White House initiative targets 1.3 GW of energy storage
June 17, 2016
The Obama Administration yesterday announced a sweeping initiative aimed at growing energy storage, demand management and renewable energy resources, while investigating the best way to integrate those into an increasingly flexible power grid.
The White House announced a series of executive actions and 33 state and private sector commitments expected to result in at least 1.3 GW of additional storage procurement or deployment in the next five years.
More than a dozen developers and power companies in eight or more states have announced new storage procurement and deployment targets, totaling $130 million in new funding commitments. In total, the White House said new procurement, deployment, and investment commitments "could lead to approximately $1 billion in investments in energy storage."
Last year, the United States doubled its installed advanced energy storage capacity to 500 MW, and the White House said that "key resource" is projected to grow quickly. To aid that growth, the Obama administration announced it will host "Summit on Scaling Renewable Energy and Storage with Smart Markets," including a broad range of actions that could result in 1.3 GW of new storage being installed within the next five years.
"The summit brings together regulators, power companies, municipalities, and energy developers that are leading efforts to promote smart electricity markets and greater grid integration of renewable energy and flexible resources such as energy storage," the White House said in a fact sheet.
Among the initiatives:
The White House Council of Economic Advisers (WHCEA) is releasing a report on the "technical and economic considerations and opportunities" relating to the grid integration of renewable energy resources;
the federal government will boost storage and microgrid capacity through programs targeting federal installations and military bases, while funding microgrids in rural communities;
the U.S. Department of Energy will push for standardizing and allowing greater access to energy data;
16 developers and power companies have announced new storage procurement and deployment targets for the next five years;
and power companies and developers are committing to deploy smart water heaters, smart meters, and demand response programs.

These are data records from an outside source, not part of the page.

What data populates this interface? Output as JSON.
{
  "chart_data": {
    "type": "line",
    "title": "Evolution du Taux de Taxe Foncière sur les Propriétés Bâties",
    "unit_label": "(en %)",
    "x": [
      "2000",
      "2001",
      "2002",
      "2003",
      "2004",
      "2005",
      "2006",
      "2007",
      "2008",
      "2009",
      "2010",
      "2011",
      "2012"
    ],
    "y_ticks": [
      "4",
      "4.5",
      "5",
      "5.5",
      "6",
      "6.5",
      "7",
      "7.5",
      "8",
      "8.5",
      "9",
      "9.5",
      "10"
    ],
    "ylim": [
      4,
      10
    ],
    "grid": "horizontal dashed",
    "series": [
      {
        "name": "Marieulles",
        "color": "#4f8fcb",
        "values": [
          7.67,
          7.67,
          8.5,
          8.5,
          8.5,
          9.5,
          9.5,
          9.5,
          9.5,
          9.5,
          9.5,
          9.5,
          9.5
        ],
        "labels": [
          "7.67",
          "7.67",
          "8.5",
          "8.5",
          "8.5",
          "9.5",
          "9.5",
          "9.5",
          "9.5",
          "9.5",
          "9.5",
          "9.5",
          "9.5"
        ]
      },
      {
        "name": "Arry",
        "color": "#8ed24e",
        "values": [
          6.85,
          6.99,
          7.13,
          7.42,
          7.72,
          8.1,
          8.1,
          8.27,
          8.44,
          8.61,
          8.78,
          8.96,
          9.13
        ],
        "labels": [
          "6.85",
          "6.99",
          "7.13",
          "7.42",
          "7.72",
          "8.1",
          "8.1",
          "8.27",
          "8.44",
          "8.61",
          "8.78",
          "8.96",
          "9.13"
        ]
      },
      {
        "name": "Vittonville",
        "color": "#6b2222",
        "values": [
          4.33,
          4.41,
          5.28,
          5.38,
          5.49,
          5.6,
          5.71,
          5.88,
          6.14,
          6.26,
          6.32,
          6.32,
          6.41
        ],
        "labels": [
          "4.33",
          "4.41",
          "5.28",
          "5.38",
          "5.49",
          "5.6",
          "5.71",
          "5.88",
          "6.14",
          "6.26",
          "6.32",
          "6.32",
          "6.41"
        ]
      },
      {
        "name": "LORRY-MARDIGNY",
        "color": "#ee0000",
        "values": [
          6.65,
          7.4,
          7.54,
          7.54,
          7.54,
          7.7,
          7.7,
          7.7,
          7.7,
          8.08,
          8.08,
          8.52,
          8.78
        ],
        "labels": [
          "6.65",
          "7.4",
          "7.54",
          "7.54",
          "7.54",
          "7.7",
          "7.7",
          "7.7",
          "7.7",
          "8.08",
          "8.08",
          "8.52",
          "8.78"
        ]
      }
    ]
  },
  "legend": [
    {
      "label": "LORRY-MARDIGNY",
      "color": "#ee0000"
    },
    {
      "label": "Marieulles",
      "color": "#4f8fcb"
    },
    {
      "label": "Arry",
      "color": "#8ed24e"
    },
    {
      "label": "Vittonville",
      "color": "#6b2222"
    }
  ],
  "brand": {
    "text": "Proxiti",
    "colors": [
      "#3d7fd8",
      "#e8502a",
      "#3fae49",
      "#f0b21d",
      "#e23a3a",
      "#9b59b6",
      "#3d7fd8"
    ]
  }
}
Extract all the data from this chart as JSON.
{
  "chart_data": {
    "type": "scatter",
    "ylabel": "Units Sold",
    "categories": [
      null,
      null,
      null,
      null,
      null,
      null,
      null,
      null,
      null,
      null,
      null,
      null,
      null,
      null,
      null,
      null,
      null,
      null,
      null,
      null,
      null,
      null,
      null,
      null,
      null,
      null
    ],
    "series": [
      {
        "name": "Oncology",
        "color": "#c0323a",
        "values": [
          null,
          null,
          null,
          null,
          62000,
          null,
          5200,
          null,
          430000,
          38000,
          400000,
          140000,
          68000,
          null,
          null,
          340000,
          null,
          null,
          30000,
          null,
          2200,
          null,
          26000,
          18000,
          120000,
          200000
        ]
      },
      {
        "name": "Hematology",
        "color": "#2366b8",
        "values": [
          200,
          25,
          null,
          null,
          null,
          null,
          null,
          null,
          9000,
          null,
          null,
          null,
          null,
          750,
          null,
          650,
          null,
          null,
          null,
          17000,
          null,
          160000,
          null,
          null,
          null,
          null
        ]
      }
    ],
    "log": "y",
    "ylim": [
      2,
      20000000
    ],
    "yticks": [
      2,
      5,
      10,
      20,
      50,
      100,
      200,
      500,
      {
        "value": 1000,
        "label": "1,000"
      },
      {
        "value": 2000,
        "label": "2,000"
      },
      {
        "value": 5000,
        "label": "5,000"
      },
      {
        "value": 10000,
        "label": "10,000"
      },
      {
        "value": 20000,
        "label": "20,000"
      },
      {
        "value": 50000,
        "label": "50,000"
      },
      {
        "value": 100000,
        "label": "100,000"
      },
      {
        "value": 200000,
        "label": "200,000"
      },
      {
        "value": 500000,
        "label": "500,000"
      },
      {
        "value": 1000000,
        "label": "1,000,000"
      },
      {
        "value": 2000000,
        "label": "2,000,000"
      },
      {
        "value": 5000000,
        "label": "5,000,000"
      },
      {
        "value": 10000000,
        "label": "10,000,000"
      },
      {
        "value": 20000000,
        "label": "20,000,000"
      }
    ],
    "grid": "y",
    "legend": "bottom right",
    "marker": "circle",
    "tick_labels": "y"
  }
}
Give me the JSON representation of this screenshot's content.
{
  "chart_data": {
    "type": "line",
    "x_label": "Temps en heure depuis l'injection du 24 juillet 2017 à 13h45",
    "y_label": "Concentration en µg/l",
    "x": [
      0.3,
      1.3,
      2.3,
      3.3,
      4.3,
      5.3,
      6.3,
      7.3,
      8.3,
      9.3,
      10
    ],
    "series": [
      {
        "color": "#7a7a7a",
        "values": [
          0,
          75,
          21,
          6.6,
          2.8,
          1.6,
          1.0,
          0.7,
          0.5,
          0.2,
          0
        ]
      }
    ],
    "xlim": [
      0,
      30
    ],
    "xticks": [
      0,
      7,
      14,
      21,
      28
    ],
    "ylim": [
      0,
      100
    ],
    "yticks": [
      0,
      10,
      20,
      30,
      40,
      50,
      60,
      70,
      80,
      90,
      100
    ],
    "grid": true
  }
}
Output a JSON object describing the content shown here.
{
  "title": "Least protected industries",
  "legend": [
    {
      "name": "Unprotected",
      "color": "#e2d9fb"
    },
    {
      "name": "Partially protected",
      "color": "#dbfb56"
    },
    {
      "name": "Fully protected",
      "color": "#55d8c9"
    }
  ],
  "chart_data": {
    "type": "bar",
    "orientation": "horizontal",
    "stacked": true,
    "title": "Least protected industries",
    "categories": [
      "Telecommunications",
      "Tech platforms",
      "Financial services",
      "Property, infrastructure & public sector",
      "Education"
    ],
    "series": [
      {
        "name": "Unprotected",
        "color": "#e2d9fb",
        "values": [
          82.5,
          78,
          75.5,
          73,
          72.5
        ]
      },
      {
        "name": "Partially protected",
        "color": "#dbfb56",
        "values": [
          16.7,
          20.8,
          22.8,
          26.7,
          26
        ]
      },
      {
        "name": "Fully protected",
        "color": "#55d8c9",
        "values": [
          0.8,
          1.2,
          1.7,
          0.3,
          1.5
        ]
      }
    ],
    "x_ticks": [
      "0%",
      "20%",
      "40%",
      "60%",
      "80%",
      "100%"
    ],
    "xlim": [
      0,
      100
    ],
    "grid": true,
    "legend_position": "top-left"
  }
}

A key finding from the WHCEA report is that current and projected levels of variable renewable energy resources "are opening up opportunities for technologies such as energy storage and demand response to ensure the reliable and cost-effective supply of electricity."
The White House said the analysis also shows wholesale market reforms are already helping to enable those technologies to participate in some markets, and "ongoing cost reductions and advancements in communication infrastructure are expected to further enhance the potential for these technologies going forward."
DOE’s Office of Electricity Delivery and Energy Reliability will develop an analysis of the private sector Green Button Alliance, examining consumer protections and privacy standards, aiming to "promote confidence" among customers who consent to contribute their data. And the National Renewable Energy Laboratory has developed a "sophisticated model of the Eastern Interconnection" designed to analyze how the system will operate with wind and solar power meeting 30% of needs.
NREL is expected to release the results of that study in August.
Among utility commitments, Duke Energy will deploy at least 5 MW of storage in the Asheville region of North Carolina; Consolidated Edison will partner with Siemens to analyze advanced metering data covering 4.8 million customers; and the Los Angeles Department of Water and Power plans to procure 24 MW of energy storage by 2016 and committed to 178 MW by 2021.